I can’t stop replaying the way she melted into my damned arms like she was starved for my touch. I just keep hearing her soft sounds of pleasure like they are an echo inside of my head. She’s so fucking beautiful. But more than that, her fire ignites something in me that I’ve never felt before. She’s unlike anyone I’ve encountered before.

The guards that will take me back to my cell round the corner. The three other men waiting in there all share bunks with me. They have been here a lot longer than I have and not a single one of them seemed to care for the fact that I shouldered one of them right off the top bunk my first night. I know how these games are played. It’s hard enough to sleep in here as it is with one person but these cells with the four people are rough.

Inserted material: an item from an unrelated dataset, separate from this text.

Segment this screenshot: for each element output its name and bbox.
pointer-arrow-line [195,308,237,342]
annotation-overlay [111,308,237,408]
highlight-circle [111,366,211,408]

I’m already not in top fighting shape with my ribs cracked as they are.

Worse still, is that all three of them seem to be in Di Gennaro’s pocket. Convincing them to ally with me over the power house of the prison would be impossible. I don’t have anything to offer them anymore. I have no resources outside of these walls. Alek made sure of that. I would have done the same thing if the roles had been reversed, but it certainly is making things much harder.

The moment that I get back into the cell, their eyes are on me. We don’t say a single thing as I walk uncomfortably to my bunk and swing myself up to the top. It’s so silent in here that the tension could be cut by a knife. I have to get my mind off of Kate and the situation that I’m in. I have to get her stunning face out of my head and her cocky little smirk as she met me word for word.

The cell is so silent that I can hear the uneven breathing of the three other men lying in their own beds and the dim distant sounds of a radio playing from the bottom bunk across from me where the inmate has his headphones in. It’s not exactly the breeding ground for relaxation, but it does help me get rid of the boner situation without having resolved anything. And it allows my mind to wander. I need to stay vigilant. I have to keep myself focused at all times. They could jump out of their beds at any moment.

Sadly, my distraction takes an unexpected direction .

Twelve years ago.

I stand alone in the dirty back room that serves as our locker room. All of the other fighters are still out on the floor. Given how my match ended, I won’t be invited back out to fight tonight. I don’t think that my legs would have been able to take it anyway. I touch my battered skin gingerly, relishing in the pain that I feel as I probe my injuries. I think I’m missing a tooth. That, or I fucked up my jaw at the very least. A couple of bruised ribs is a small price to pay for the fact that tonight’s payout is going to be more than enough to feed both me and my mother for the next few weeks. It’s going to be at least that long before I’m brought back here for another round. Simply because the men that they keep putting me in the ring with aren’t walking out of there in one piece.